SCOTT GURVEY, NIGHTLY BUSINESS REPORT CORRESPONDENT: With the resignation of Chuck Prince of Citi coming right on the heels of the resignation of Stan O'Neal at Merrill Lynch, the second shoe has fallen. The problem facing Wall Street is the fear the sub-prime monster has more than two feet. Analysts believe there is more bad news to come as the financial sector tries to mark to market investment instruments originally sold for hundreds of billions of dollars. Frank Braden of S&P says some of these packages are so complex, they have no liquid market.

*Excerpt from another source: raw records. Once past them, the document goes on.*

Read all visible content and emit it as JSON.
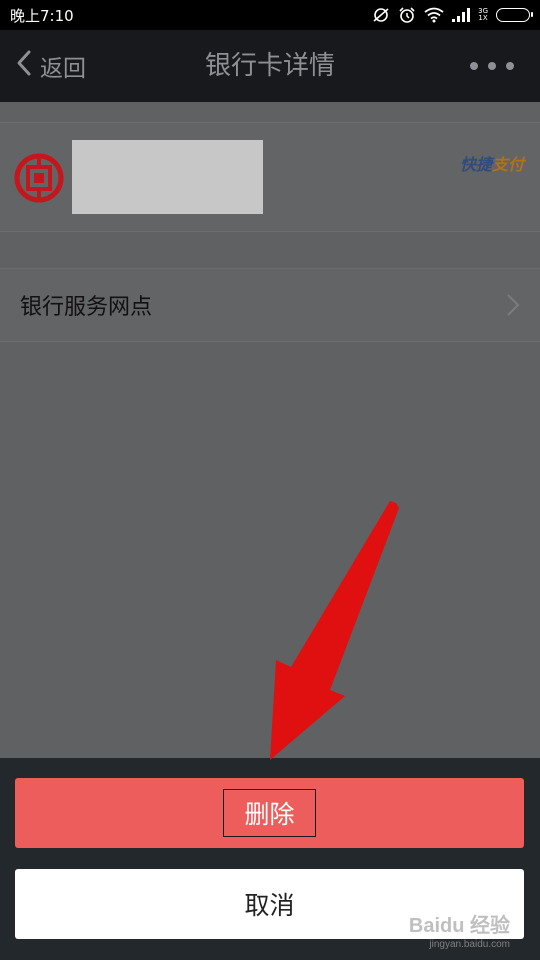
{
  "status_bar": {
    "time": "晚上7:10",
    "network_top": "3G",
    "network_bottom": "1X"
  },
  "nav": {
    "back_label": "返回",
    "title": "银行卡详情"
  },
  "card": {
    "badge_part1": "快捷",
    "badge_part2": "支付"
  },
  "service": {
    "label": "银行服务网点"
  },
  "action_sheet": {
    "delete_label": "删除",
    "cancel_label": "取消"
  },
  "watermark": {
    "brand": "Baidu 经验",
    "url": "jingyan.baidu.com"
  },
  "colors": {
    "delete": "#ec5d5b",
    "arrow": "#e01010",
    "bank_logo": "#c4161c"
  }
}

FRANK BRADEN, FINANCIAL ANALYST, STANDARD & POOR'S: It's not a very transparent business. To this point in time, a lot of businesses haven't been very forthcoming with their exposure. Citigroup did a little better job today of explaining exactly what their positions were and marking those positions to where they think they should be valued. But there is a lot of uncertainty as to where the market goes from here.
GURVEY: In the end, Prince took the rap for the 35 percent decline in the value of Citi's share price since the start of the year. The company is also taking between $8 and $11 billion in write-downs for the third quarter and cutting its already reported third quarter results by $0.03 a share. But Citi and Merrill are not alone. Analysts say Bear Stearns, Morgan Stanley and Bank of America are among the other big financial firms with large exposure to mortgage securities and other debt pool instruments. They see weak fourth quarter earnings and more write-downs throughout the financial sector, which may explain why Citi has turned to insiders Robert Rubin and Sir Win Bischoff to run the company on an interim basis, and why executive search expert John Challenger says filling the shoes at Citi and Merrill will be difficult.
JOHN CHALLENGER, CEO, CHALLENGER, GREY & CHRISTMAS: You want someone who has been in a role that suggests that he or she could handle the challenges that are in front of these companies, so specific experience in regards to risk management, the biggest problem facing these companies, as well as a high-profile executive that is going to reassure the markets that this person is going to know what he or she is doing.
GURVEY: Challenger also says, the sooner the new CEO is selected, the better. Scott Gurvey, NIGHTLY BUSINESS REPORT, New York.